102_Der Wunschbrunnen

Der Wunschbrunnen

Drei alte Freunde – Neid, Hass und Gier – standen eines Tages vor einem geheimnisvollen Wunschbrunnen.

„Ein Wunsch für jeden von euch“, sprach der Brunnen. „Doch denkt gut nach – was ihr wünscht, wird auch Konsequenzen haben.“

Neid trat vor. „Ich wünsche mir, dass mein Nachbar ein schiefes Haus hat – meins soll wenigstens geradestehen!“
Der Brunnen gluckerte leise – und Neids eigenes Haus sackte schief in den Boden, während das des Nachbarn verschwand.
„Verdammt! Jetzt hab ich gar keinen mehr, auf den ich neidisch sein kann!“

Hass knurrte. „Ich will, dass alle, die ich verachte, vom Erdboden verschwinden!“
Ein grollendes Echo hallte – und Hass stand plötzlich allein in einer stillen Welt.
„Mist.

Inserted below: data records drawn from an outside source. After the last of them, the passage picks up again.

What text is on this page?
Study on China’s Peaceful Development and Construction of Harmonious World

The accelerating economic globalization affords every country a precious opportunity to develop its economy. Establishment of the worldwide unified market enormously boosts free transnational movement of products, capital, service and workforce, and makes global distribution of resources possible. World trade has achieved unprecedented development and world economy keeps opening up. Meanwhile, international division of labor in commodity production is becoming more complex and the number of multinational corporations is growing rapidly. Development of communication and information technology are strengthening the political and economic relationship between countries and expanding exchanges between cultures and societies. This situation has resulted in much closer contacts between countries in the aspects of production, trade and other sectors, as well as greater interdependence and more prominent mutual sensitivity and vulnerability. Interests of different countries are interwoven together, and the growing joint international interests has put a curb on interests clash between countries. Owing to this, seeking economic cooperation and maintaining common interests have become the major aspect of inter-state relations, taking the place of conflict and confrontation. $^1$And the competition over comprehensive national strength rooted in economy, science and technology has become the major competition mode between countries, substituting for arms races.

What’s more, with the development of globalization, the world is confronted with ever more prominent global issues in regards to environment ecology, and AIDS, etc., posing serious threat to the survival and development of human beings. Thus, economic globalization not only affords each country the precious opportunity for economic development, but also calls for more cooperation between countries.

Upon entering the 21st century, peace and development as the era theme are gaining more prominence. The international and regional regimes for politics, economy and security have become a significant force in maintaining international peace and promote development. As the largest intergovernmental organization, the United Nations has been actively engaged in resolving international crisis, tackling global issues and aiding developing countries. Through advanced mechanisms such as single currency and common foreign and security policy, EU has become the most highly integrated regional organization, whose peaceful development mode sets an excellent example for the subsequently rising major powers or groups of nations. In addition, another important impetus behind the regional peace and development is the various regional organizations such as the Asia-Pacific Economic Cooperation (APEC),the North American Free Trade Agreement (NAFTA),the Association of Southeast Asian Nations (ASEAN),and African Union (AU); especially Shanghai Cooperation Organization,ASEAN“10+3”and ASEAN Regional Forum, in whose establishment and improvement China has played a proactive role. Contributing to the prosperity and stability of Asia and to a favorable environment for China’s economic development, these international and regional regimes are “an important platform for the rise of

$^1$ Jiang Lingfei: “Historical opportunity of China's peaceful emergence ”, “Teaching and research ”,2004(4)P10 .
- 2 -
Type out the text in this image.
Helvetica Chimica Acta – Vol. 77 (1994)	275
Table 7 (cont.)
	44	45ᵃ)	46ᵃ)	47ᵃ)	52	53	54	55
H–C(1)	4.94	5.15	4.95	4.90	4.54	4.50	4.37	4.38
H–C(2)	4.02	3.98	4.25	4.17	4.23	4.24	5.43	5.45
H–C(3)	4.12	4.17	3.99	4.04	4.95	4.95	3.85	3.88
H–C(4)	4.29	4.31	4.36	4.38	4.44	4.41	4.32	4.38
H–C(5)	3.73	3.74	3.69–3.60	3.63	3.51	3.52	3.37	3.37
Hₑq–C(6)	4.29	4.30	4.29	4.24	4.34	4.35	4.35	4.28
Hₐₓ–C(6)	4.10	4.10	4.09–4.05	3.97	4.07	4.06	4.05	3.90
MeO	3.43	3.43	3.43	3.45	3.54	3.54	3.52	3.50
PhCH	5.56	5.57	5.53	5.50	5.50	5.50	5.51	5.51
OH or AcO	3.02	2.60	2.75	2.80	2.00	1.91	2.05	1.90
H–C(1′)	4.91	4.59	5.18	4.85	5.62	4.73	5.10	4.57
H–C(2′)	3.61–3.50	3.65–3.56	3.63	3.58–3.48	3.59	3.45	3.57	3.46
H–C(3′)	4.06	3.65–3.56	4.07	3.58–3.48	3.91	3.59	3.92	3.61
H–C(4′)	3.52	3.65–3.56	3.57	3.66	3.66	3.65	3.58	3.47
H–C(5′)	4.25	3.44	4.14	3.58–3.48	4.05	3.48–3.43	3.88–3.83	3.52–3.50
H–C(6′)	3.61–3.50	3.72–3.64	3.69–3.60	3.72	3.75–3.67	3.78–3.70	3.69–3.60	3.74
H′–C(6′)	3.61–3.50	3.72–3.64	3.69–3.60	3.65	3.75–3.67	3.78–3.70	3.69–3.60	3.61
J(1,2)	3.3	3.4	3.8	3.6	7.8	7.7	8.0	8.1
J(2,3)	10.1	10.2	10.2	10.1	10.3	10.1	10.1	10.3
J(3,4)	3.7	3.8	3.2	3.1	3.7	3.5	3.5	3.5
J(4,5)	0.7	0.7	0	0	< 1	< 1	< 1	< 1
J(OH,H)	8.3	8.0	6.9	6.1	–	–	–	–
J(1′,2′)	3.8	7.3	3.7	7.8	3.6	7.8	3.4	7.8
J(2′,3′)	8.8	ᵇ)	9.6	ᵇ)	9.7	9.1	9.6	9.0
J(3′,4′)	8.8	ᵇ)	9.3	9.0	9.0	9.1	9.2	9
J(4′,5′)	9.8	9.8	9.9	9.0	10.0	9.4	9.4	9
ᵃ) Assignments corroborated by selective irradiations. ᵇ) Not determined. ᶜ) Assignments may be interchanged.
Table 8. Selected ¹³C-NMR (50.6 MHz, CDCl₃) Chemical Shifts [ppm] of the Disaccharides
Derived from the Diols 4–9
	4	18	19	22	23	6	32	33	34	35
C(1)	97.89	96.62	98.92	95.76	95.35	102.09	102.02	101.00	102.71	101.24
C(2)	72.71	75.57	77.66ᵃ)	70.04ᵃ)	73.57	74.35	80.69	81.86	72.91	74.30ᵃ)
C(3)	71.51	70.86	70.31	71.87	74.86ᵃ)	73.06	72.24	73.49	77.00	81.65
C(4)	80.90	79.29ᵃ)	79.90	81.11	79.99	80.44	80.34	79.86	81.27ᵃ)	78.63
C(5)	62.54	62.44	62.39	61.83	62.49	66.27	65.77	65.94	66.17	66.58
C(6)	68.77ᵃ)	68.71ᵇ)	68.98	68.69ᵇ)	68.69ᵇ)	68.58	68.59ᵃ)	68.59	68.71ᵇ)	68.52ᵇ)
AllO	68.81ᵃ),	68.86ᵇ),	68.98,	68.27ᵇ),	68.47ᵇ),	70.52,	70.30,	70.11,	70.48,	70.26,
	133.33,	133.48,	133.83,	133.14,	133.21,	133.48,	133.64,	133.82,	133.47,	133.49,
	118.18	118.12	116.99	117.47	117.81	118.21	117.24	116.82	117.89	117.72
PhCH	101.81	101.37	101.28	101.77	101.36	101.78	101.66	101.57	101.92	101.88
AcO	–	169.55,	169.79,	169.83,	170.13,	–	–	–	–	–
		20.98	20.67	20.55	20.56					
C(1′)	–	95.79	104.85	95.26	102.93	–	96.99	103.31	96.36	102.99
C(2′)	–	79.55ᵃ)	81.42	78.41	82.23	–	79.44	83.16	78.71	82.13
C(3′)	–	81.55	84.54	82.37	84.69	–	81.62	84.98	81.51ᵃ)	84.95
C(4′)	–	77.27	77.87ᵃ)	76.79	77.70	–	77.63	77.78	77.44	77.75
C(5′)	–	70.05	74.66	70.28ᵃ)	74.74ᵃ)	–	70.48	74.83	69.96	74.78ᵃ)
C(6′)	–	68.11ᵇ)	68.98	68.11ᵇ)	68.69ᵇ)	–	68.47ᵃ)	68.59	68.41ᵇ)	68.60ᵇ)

Jetzt ist keiner mehr da, den ich hassen kann!“

Gier lächelte und trat selbstsicher vor. „Ich will ALLES! Gold, Macht, Ruhm – die ganze Welt soll mir gehören!“
Der Brunnen zögerte, dann antwortete er: „Sehr wohl.“
Ein grelles Licht – und Gier stand auf einem Thron. Alles gehörte ihm. Alles. Auch der Neid. Auch der Hass.
Und mit ihnen kam… die Langeweile.
Denn alles zu besitzen, bedeutet auch: nichts mehr zu begehren.

Und so saßen die drei da – neidisch auf die Zufriedenen, hasserfüllt gegenüber dem Leben und gierig nach dem, was sie nie verstehen werden: Genügsamkeit.